Uma das mais gritantes pode ser tirada da conclamação do líder militante Chechan Doku Umarov feita
em 2007: "Hoje no Afeganistão, Iraque,
Somália, Palestina, nossos irmãos estão lutando", disse ele. "Nosso inimigo não é apenas a Rússia, mas todos aqueles que estão em guerra contra o Islã."
Como se não bastasse
que a América tenha que se indispor com jovens como Adam Lanza, Dylan
Klebold e tantos outros assassinos em massa da história recente,surge no horizonte uma nova modalidade inescrutavel de ameaça.
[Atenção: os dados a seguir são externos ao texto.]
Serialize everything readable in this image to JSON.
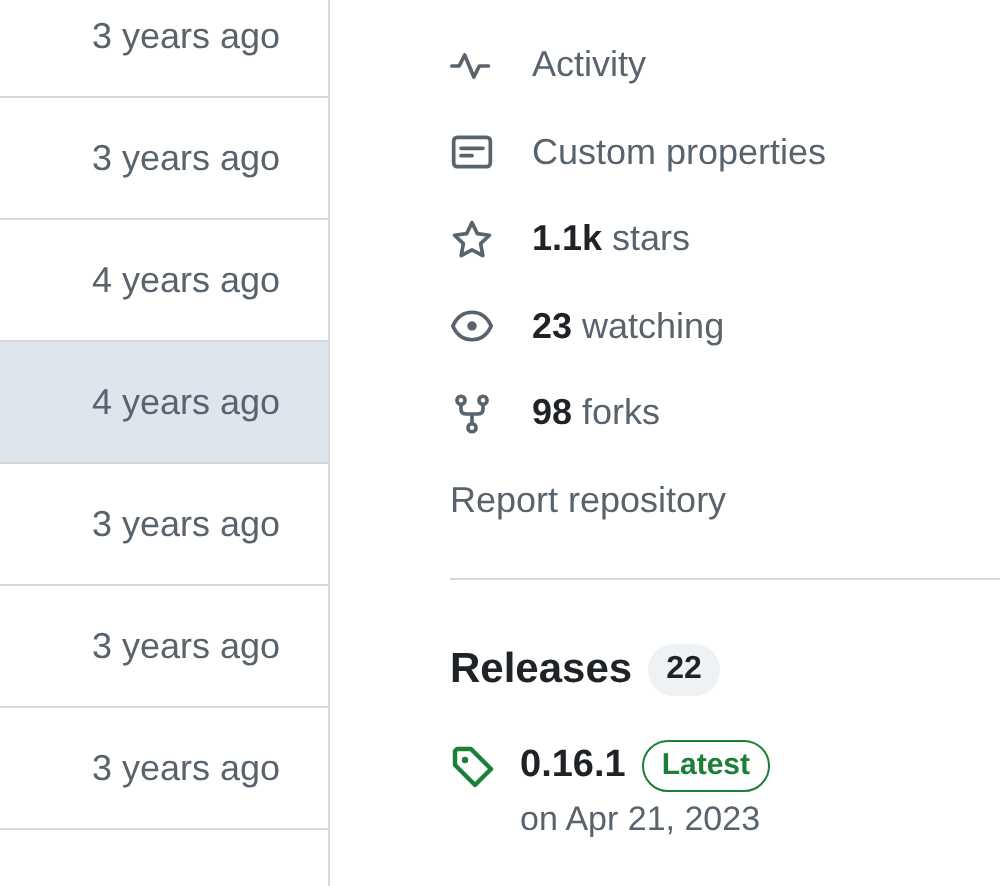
{
  "file_rows": [
    {
      "age": "3 years ago",
      "highlighted": false
    },
    {
      "age": "3 years ago",
      "highlighted": false
    },
    {
      "age": "4 years ago",
      "highlighted": false
    },
    {
      "age": "4 years ago",
      "highlighted": true
    },
    {
      "age": "3 years ago",
      "highlighted": false
    },
    {
      "age": "3 years ago",
      "highlighted": false
    },
    {
      "age": "3 years ago",
      "highlighted": false
    }
  ],
  "about_links": [
    {
      "kind": "activity",
      "text": "Activity"
    },
    {
      "kind": "properties",
      "text": "Custom properties"
    },
    {
      "kind": "star",
      "text": "**1.1k** stars"
    },
    {
      "kind": "eye",
      "text": "**23** watching"
    },
    {
      "kind": "fork",
      "text": "**98** forks"
    },
    {
      "kind": "none",
      "text": "Report repository"
    }
  ],
  "releases": {
    "title": "Releases",
    "count": "22",
    "latest": {
      "version": "0.16.1",
      "badge": "Latest",
      "date": "on Apr 21, 2023"
    }
  }
}
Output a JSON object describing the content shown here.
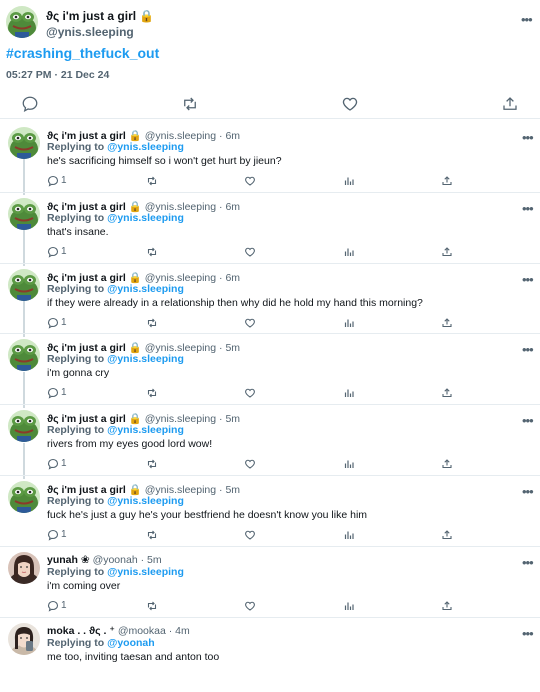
{
  "main": {
    "display_name": "ϑς i'm just a girl 🔒",
    "handle": "@ynis.sleeping",
    "text": "#crashing_thefuck_out",
    "timestamp": "05:27 PM · 21 Dec 24",
    "more": "•••",
    "avatar": "frog-avatar",
    "actions": [
      "reply-icon",
      "retweet-icon",
      "like-icon",
      "share-icon"
    ]
  },
  "replying_prefix": "Replying to",
  "replies": [
    {
      "name": "ϑς i'm just a girl 🔒",
      "meta": "@ynis.sleeping · 6m",
      "replying_to": "@ynis.sleeping",
      "text": "he's sacrificing himself so i won't get hurt by jieun?",
      "reply_count": "1",
      "avatar": "frog-avatar",
      "more": "•••"
    },
    {
      "name": "ϑς i'm just a girl 🔒",
      "meta": "@ynis.sleeping · 6m",
      "replying_to": "@ynis.sleeping",
      "text": "that's insane.",
      "reply_count": "1",
      "avatar": "frog-avatar",
      "more": "•••"
    },
    {
      "name": "ϑς i'm just a girl 🔒",
      "meta": "@ynis.sleeping · 6m",
      "replying_to": "@ynis.sleeping",
      "text": "if they were already in a relationship then why did he hold my hand this morning?",
      "reply_count": "1",
      "avatar": "frog-avatar",
      "more": "•••"
    },
    {
      "name": "ϑς i'm just a girl 🔒",
      "meta": "@ynis.sleeping · 5m",
      "replying_to": "@ynis.sleeping",
      "text": "i'm gonna cry",
      "reply_count": "1",
      "avatar": "frog-avatar",
      "more": "•••"
    },
    {
      "name": "ϑς i'm just a girl 🔒",
      "meta": "@ynis.sleeping · 5m",
      "replying_to": "@ynis.sleeping",
      "text": "rivers from my eyes good lord wow!",
      "reply_count": "1",
      "avatar": "frog-avatar",
      "more": "•••"
    },
    {
      "name": "ϑς i'm just a girl 🔒",
      "meta": "@ynis.sleeping · 5m",
      "replying_to": "@ynis.sleeping",
      "text": "fuck he's just a guy he's your bestfriend he doesn't know you like him",
      "reply_count": "1",
      "avatar": "frog-avatar",
      "more": "•••"
    },
    {
      "name": "yunah ❀",
      "meta": "@yoonah · 5m",
      "replying_to": "@ynis.sleeping",
      "text": "i'm coming over",
      "reply_count": "1",
      "avatar": "yunah-photo-avatar",
      "more": "•••"
    },
    {
      "name": "moka . . ϑς . ⁺",
      "meta": "@mookaa · 4m",
      "replying_to": "@yoonah",
      "text": "me too, inviting taesan and anton too",
      "avatar": "moka-photo-avatar",
      "more": "•••"
    }
  ],
  "reply_action_icons": [
    "reply-icon",
    "retweet-icon",
    "like-icon",
    "views-icon",
    "share-icon"
  ],
  "colors": {
    "link": "#1d9bf0",
    "muted": "#536471",
    "text": "#0f1419",
    "thread_line": "#cfd9de",
    "divider": "#e6ecf0"
  }
}
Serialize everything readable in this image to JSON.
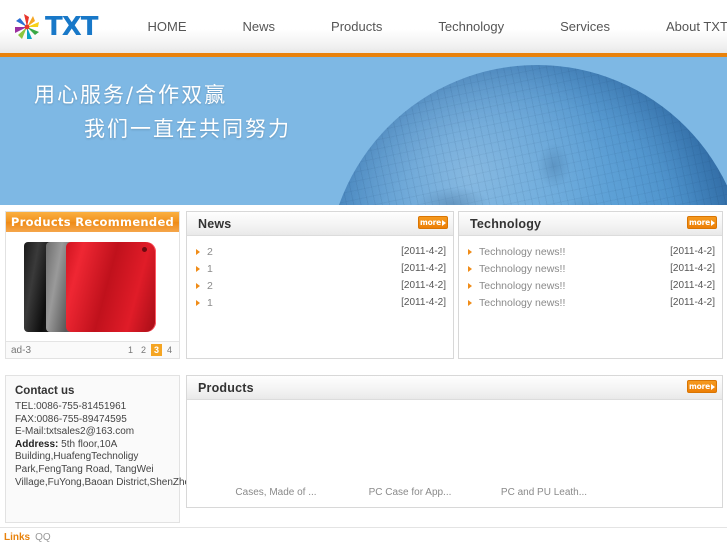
{
  "header": {
    "logo_text": "TXT",
    "logo_icon": "starburst-pinwheel-icon",
    "nav": [
      {
        "label": "HOME"
      },
      {
        "label": "News"
      },
      {
        "label": "Products"
      },
      {
        "label": "Technology"
      },
      {
        "label": "Services"
      },
      {
        "label": "About TXT"
      }
    ]
  },
  "banner": {
    "line1": "用心服务/合作双赢",
    "line2": "我们一直在共同努力",
    "image": "blue-globe-photo"
  },
  "products_recommended": {
    "title": "Products Recommended",
    "image_alt": "tablet-cases-black-gray-red",
    "caption": "ad-3",
    "pages": [
      "1",
      "2",
      "3",
      "4"
    ],
    "active_page": "3"
  },
  "news": {
    "title": "News",
    "more_label": "more",
    "items": [
      {
        "label": "2",
        "date": "[2011-4-2]"
      },
      {
        "label": "1",
        "date": "[2011-4-2]"
      },
      {
        "label": "2",
        "date": "[2011-4-2]"
      },
      {
        "label": "1",
        "date": "[2011-4-2]"
      }
    ]
  },
  "technology": {
    "title": "Technology",
    "more_label": "more",
    "items": [
      {
        "label": "Technology news!!",
        "date": "[2011-4-2]"
      },
      {
        "label": "Technology news!!",
        "date": "[2011-4-2]"
      },
      {
        "label": "Technology news!!",
        "date": "[2011-4-2]"
      },
      {
        "label": "Technology news!!",
        "date": "[2011-4-2]"
      }
    ]
  },
  "contact": {
    "title": "Contact us",
    "tel": "TEL:0086-755-81451961",
    "fax": "FAX:0086-755-89474595",
    "email": "E-Mail:txtsales2@163.com",
    "address_label": "Address:",
    "address_line1": " 5th floor,10A",
    "address_line2": "Building,HuafengTechnoligy",
    "address_line3": "Park,FengTang Road, TangWei",
    "address_line4": "Village,FuYong,Baoan District,ShenZhen"
  },
  "products": {
    "title": "Products",
    "more_label": "more",
    "items": [
      {
        "caption": "Cases, Made of ..."
      },
      {
        "caption": "PC Case for App..."
      },
      {
        "caption": "PC and PU Leath..."
      }
    ]
  },
  "footer": {
    "links_title": "Links",
    "links": [
      {
        "label": "QQ"
      }
    ]
  },
  "colors": {
    "accent_orange": "#e8820c",
    "banner_blue": "#7eb8e4",
    "logo_blue": "#1878c8"
  }
}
Nos EUA há armas
suficientes para matar qualquer um e, um louco, pode sempre encontrar um motivo qualquer para promover uma chacina.Se os irmãos Tsarnaev - jovens de origem chechena aparentemente adaptados na América – tiveram acesso a ideologia jihadista e, além disso, foram intoxicados pelas variantes da violência moderna, não é de todo improvavel que o que vimos em Boston foi
resultante de uma overdose de violência,disponibilidade
de meios e propósitos insanos que, quando
reunidos, geram morte e destruição em grande escala. Torço para que esses fatores letais não se encontrem
novamente.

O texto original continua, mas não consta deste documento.